NAFTA will make an important contribution to Chile and the rest of Latin America if admission is structured to reward Chile for becoming a model in the hemisphere for reducing poverty and protecting the environment.
The third item of unfinished business is bringing the curtain down on the military dictatorship. The legacy of this most painful period in Chile's history casts a disturbing shadow over the country and its remarkable achievements.
The Armed Forces have yet to hand over full control of government to elected civilian authorities. The 79-year-old Pinochet will remain commander-in-chief of the Army for two years and a thorn in the side of Frei. The 1980 Constitution, enacted during the dictatorship, packs Congress and the courts with supporters of the military and prevents the president from retiring senior officers.
Then there is the vexing issue of how to deal with the human rights crimes committed during the dictatorship. Estimates are that more than 2,000 Chileans disappeared and died while under military jurisdiction; hundreds of thousands were tortured and exiled. The armed forces have fiercely resisted efforts to investigate these crimes.

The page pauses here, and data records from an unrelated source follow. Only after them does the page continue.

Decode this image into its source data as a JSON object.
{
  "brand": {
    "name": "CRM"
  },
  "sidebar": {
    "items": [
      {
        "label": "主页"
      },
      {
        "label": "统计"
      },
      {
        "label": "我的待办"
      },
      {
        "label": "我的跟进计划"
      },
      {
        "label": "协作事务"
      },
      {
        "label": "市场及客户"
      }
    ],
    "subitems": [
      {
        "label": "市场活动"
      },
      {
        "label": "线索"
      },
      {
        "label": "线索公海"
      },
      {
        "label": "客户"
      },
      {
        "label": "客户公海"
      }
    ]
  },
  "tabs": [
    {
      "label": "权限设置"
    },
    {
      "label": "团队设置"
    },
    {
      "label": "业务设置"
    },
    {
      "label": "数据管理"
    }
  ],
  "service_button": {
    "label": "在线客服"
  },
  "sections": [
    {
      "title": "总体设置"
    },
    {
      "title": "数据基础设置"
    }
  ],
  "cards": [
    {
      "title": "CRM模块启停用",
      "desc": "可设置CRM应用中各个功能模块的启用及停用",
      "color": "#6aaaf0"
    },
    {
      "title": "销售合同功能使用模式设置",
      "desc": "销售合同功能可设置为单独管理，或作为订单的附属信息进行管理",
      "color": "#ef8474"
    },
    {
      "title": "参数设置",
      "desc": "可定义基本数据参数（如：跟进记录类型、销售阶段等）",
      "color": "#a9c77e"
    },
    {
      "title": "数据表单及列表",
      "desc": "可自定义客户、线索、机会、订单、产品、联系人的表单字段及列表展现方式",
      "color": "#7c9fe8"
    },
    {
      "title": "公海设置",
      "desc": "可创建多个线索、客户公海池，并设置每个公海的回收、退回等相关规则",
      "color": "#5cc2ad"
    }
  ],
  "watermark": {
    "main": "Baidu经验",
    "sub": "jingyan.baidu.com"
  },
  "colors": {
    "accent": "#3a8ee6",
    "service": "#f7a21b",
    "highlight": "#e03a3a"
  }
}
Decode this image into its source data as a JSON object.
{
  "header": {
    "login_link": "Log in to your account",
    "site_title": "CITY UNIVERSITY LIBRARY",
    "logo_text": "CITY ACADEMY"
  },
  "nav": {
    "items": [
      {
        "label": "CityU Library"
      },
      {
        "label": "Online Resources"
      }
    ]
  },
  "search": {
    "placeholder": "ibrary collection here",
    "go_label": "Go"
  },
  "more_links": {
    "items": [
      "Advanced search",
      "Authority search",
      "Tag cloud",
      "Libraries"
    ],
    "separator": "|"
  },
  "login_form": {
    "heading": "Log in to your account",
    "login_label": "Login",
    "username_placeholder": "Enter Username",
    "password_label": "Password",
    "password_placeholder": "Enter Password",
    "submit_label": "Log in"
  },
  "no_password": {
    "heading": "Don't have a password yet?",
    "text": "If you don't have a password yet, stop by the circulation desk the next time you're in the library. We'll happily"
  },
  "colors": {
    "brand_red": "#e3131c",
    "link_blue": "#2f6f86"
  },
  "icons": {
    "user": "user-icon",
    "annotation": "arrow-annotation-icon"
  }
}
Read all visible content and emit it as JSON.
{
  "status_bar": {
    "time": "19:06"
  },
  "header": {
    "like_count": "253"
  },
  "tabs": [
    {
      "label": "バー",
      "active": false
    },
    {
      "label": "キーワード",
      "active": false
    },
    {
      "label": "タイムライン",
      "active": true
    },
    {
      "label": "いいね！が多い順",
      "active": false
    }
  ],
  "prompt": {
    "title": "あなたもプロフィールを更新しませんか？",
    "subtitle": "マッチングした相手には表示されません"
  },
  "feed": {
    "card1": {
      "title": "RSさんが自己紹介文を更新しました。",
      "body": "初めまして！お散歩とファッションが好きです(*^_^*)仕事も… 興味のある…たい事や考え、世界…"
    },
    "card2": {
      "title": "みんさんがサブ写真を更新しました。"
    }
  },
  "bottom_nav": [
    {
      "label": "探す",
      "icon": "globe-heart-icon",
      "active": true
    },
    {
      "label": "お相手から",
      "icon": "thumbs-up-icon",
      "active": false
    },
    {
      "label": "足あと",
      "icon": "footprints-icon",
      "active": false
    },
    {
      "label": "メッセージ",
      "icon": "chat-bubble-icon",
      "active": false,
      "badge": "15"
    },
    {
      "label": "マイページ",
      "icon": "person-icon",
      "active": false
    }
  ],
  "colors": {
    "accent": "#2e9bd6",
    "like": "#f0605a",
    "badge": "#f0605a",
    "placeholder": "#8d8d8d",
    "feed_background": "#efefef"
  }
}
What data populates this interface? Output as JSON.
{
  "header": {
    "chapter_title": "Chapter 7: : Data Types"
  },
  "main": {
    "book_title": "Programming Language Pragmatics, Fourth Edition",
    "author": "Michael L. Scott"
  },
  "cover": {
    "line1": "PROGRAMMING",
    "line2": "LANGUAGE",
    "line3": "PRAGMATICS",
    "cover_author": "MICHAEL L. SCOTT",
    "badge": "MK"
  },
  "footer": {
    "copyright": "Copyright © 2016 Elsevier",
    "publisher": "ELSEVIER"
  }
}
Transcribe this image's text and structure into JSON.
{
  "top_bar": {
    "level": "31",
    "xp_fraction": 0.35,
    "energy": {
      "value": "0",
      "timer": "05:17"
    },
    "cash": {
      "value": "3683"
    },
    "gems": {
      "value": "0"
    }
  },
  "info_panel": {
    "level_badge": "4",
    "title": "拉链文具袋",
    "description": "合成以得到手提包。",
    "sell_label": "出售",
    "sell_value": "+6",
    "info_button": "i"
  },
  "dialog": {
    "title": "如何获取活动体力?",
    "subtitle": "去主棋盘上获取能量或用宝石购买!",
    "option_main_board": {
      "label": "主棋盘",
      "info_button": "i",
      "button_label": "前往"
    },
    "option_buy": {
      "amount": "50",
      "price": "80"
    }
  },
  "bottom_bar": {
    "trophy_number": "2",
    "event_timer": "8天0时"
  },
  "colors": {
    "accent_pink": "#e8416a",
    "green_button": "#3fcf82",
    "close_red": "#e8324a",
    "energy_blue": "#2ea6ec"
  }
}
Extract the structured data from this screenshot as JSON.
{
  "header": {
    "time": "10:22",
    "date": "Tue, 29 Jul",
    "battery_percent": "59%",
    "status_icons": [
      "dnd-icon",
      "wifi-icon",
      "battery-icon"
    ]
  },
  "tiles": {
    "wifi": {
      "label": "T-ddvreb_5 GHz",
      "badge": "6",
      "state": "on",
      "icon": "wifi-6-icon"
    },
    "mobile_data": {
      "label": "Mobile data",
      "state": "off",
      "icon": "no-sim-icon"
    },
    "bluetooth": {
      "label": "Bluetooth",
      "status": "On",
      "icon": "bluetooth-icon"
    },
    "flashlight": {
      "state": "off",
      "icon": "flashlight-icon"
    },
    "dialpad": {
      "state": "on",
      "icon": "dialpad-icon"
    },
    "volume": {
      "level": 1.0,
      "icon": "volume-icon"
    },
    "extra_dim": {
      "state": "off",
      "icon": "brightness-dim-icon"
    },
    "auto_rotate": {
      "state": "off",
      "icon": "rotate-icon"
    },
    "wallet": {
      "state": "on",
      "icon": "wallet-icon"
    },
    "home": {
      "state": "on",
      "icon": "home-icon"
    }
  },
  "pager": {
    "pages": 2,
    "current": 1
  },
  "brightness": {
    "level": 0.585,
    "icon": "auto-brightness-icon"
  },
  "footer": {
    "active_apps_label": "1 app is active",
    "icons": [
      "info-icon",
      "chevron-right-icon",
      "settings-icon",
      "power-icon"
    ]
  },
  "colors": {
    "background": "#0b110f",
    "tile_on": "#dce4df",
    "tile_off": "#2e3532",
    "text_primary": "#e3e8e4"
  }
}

In a direct challenge to civilian authority, the former head of military intelligence, who was recently convicted of the 1976 assassination of Allende's foreign minister, has refused to report to prison to begin serving his seven-year sentence.
Retired military officers publicly demonstrated solidarity with the convicted general, and during my visit in August, Pinochet issued thinly veiled threats if human rights investigations were not stopped.
Chilean friends insist that the Armed Forces will not risk derailing the economic miracle, thrusting Chile back into the role of an international pariah. The United States and its NAFTA partners ought to make it clear that this is exactly what will happen if the armed forces insist on keeping themselves above the law and preventing the return to full democratic government. The first casualty of such behavior should be membership in NAFTA.